Su obra está sometida a elementos góticos y personajes atípicos, aunque adquirió diversos conocimientos en la Licenciatura en Artes Visuales en el CUAAD, reconoce que, “en esencia sigue igual que cuando empecé, puede que a nivel técnico haya cambiado, intento aplicar lo que aprendí en el tiempo que estuve en la universidad”. Para construir su historia como fotógrafa ha tenido algunas exposiciones como la prueba material de su trabajo, Sátira hizo su primera exposición colectiva hace seis años en el extinto bar Mátame Poco a Poquito en Ciudad Guzmán, en una serie llamada Gabinete de Kridaje.
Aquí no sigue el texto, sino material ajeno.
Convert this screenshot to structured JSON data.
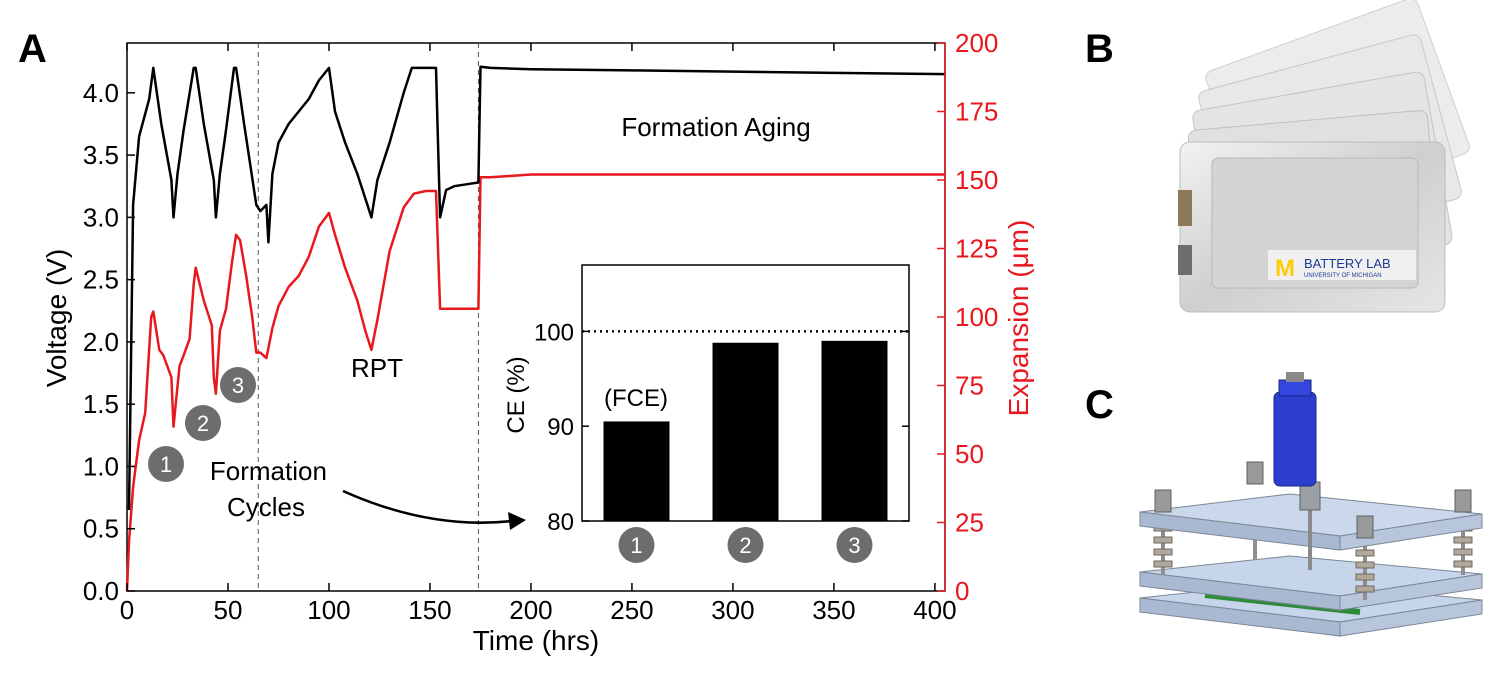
{
  "panels": {
    "a": "A",
    "b": "B",
    "c": "C"
  },
  "colors": {
    "voltage": "#000000",
    "expansion": "#e8191e",
    "badge": "#6d6d6d",
    "bar": "#000000"
  },
  "chart_data": [
    {
      "type": "line",
      "xlabel": "Time (hrs)",
      "ylabel_left": "Voltage (V)",
      "ylabel_right": "Expansion (μm)",
      "xlim": [
        0,
        405
      ],
      "ylim_left": [
        0,
        4.4
      ],
      "ylim_right": [
        0,
        200
      ],
      "x_ticks": [
        0,
        50,
        100,
        150,
        200,
        250,
        300,
        350,
        400
      ],
      "y_left_ticks": [
        "0.0",
        "0.5",
        "1.0",
        "1.5",
        "2.0",
        "2.5",
        "3.0",
        "3.5",
        "4.0"
      ],
      "y_right_ticks": [
        "0",
        "25",
        "50",
        "75",
        "100",
        "125",
        "150",
        "175",
        "200"
      ],
      "vlines": [
        65,
        174
      ],
      "annotations": [
        "RPT",
        "Formation Aging",
        "Formation Cycles"
      ],
      "cycle_badges": [
        "1",
        "2",
        "3"
      ],
      "series": [
        {
          "axis": "left",
          "x": [
            1,
            3,
            6,
            11,
            13,
            17,
            22,
            23,
            25,
            28,
            33,
            34,
            38,
            43,
            44,
            46,
            49,
            53,
            54,
            58,
            64,
            66,
            69,
            70,
            72,
            75,
            80,
            85,
            90,
            95,
            100,
            103,
            108,
            114,
            119,
            121,
            124,
            130,
            137,
            141,
            148,
            153,
            154,
            155,
            158,
            162,
            170,
            174,
            175,
            180,
            200,
            250,
            300,
            350,
            405
          ],
          "y": [
            0.65,
            3.1,
            3.65,
            3.95,
            4.2,
            3.75,
            3.3,
            3.0,
            3.35,
            3.7,
            4.2,
            4.2,
            3.75,
            3.3,
            3.0,
            3.35,
            3.7,
            4.2,
            4.2,
            3.75,
            3.1,
            3.05,
            3.1,
            2.8,
            3.35,
            3.6,
            3.75,
            3.85,
            3.95,
            4.1,
            4.2,
            3.85,
            3.6,
            3.35,
            3.1,
            3.0,
            3.3,
            3.6,
            4.0,
            4.2,
            4.2,
            4.2,
            3.6,
            3.0,
            3.22,
            3.25,
            3.27,
            3.28,
            4.21,
            4.2,
            4.19,
            4.18,
            4.17,
            4.16,
            4.15
          ]
        },
        {
          "axis": "right",
          "x": [
            0,
            1,
            3,
            6,
            9,
            12,
            13,
            16,
            18,
            22,
            23,
            26,
            28,
            31,
            33,
            34,
            38,
            42,
            43,
            44,
            46,
            49,
            52,
            54,
            56,
            59,
            62,
            64,
            66,
            69,
            72,
            75,
            80,
            85,
            90,
            95,
            100,
            103,
            108,
            114,
            118,
            121,
            124,
            130,
            137,
            142,
            148,
            153,
            154,
            155,
            158,
            165,
            174,
            175,
            180,
            200,
            250,
            300,
            350,
            405
          ],
          "y": [
            0,
            18,
            38,
            55,
            65,
            100,
            102,
            88,
            86,
            78,
            60,
            82,
            86,
            92,
            112,
            118,
            106,
            97,
            78,
            72,
            95,
            103,
            120,
            130,
            128,
            115,
            100,
            87,
            87,
            85,
            96,
            104,
            111,
            115,
            122,
            133,
            138,
            130,
            118,
            106,
            95,
            88,
            99,
            124,
            140,
            145,
            146,
            146,
            125,
            103,
            103,
            103,
            103,
            151,
            151,
            152,
            152,
            152,
            152,
            152
          ]
        }
      ]
    },
    {
      "type": "bar",
      "ylabel": "CE (%)",
      "ylim": [
        80,
        107
      ],
      "y_ticks": [
        "80",
        "90",
        "100"
      ],
      "categories": [
        "1",
        "2",
        "3"
      ],
      "values": [
        90.5,
        98.8,
        99.0
      ],
      "bar_labels": [
        "(FCE)",
        "",
        ""
      ],
      "reference_line": 100
    }
  ],
  "images": {
    "b_logo_mark": "M",
    "b_logo_line1": "BATTERY LAB",
    "b_logo_line2": "UNIVERSITY OF MICHIGAN"
  }
}
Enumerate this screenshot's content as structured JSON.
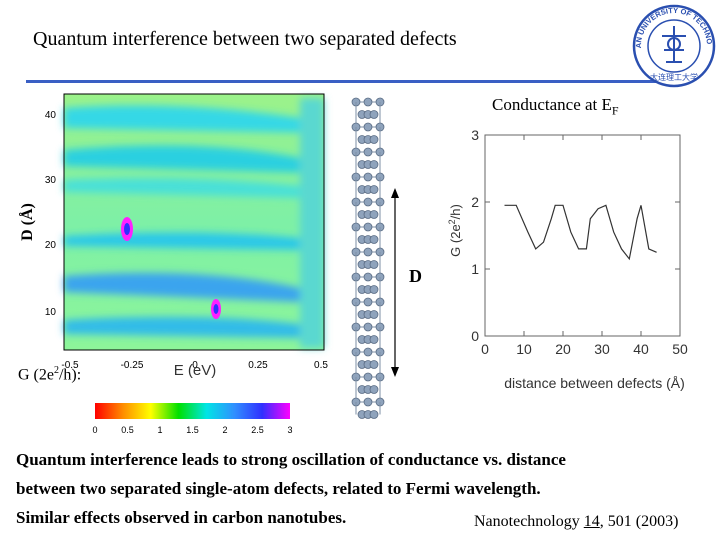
{
  "title": "Quantum interference between two separated defects",
  "logo": {
    "ring_text": "DALIAN UNIVERSITY OF TECHNOLOGY",
    "bottom_text": "大连理工大学",
    "color": "#2a4fb0"
  },
  "heatmap": {
    "y_label": "D (Å)",
    "x_label": "E (eV)",
    "x_ticks": [
      "-0.5",
      "-0.25",
      "0",
      "0.25",
      "0.5"
    ],
    "y_ticks": [
      "10",
      "20",
      "30",
      "40"
    ],
    "colorbar_label_prefix": "G (2e",
    "colorbar_label_sup": "2",
    "colorbar_label_suffix": "/h):",
    "colorbar_ticks": [
      "0",
      "0.5",
      "1",
      "1.5",
      "2",
      "2.5",
      "3"
    ],
    "colorbar_colors": [
      "#ff0000",
      "#ff8c00",
      "#ffff00",
      "#00e000",
      "#00e5e5",
      "#3090ff",
      "#3030ff",
      "#ff00ff"
    ]
  },
  "structure": {
    "distance_label": "D"
  },
  "chart_data": {
    "type": "line",
    "title": "Conductance at E",
    "title_sub": "F",
    "xlabel": "distance between defects (Å)",
    "ylabel_prefix": "G (2e",
    "ylabel_sup": "2",
    "ylabel_suffix": "/h)",
    "xlim": [
      0,
      50
    ],
    "ylim": [
      0,
      3
    ],
    "x_ticks": [
      0,
      10,
      20,
      30,
      40,
      50
    ],
    "y_ticks": [
      0,
      1,
      2,
      3
    ],
    "x": [
      5,
      8,
      11,
      13,
      15,
      17,
      18,
      20,
      22,
      24,
      26,
      27,
      29,
      31,
      33,
      35,
      37,
      39,
      40,
      42,
      44
    ],
    "values": [
      1.95,
      1.95,
      1.55,
      1.3,
      1.4,
      1.75,
      1.95,
      1.95,
      1.55,
      1.3,
      1.3,
      1.75,
      1.9,
      1.95,
      1.55,
      1.3,
      1.15,
      1.75,
      1.95,
      1.3,
      1.25
    ]
  },
  "body_text": [
    "Quantum interference leads to strong oscillation of conductance vs. distance",
    "between two separated single-atom defects, related to Fermi wavelength.",
    "Similar effects observed in carbon nanotubes."
  ],
  "citation": {
    "journal": "Nanotechnology",
    "volume": "14",
    "rest": ", 501 (2003)"
  }
}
Ha tenido oportunidad de exponer en eventos de música Dark Wave y Metal Gótico. Además de ser invitada dos años consecutivos al World Goth Day, celebrado en Guadalajara en Casa Liceo. A pesar de estos trabajos presentados, Sátira, como todo artista, se enfrenta a diversas realidades y aunque confiesa siempre haber sido apoyada por familiares y amigos para ejercer la fotografía, lamenta que al buscar trabajo sea muy difícil encontrar algo relacionado con ello. Aunque lo anterior no impide que su obra y ella misma pueda ser encontrada en Facebook en la página Jeannette Aguilar-fotografía y en Flickr https://wwwflickr.com/photos/satiradarkmatter/

Aunque actualmente Jeannette radica en Guadalajara pasó la mayoría de su vida en Ciudad Guzmán, confiesa entre risas que en esta ciudad hay varia gente que se dedica a diversas disciplinas de arte, “en un principio yo no lo veía así, hasta que me abrí y conocí a más gente interesada en ese ambiente”. Tanto la obra de Sátira, como ella misma, son una gran experiencia; representa esa clase de artistas que personifican su obra y viceversa, artistas invadidos de su percepción, propia, única. Sátira descifra y muestra a través de sus imágenes una visión distinta del mundo, la otra cara de la moneda. A Sátira no le interesan paisajes coloridos, escenarios “pulcros” o personas comunes, le interesa la rareza de lo oculto, en ello encuentra y descubre la belleza de la oscuridad, aquello que la luz no es capaz de otorgar.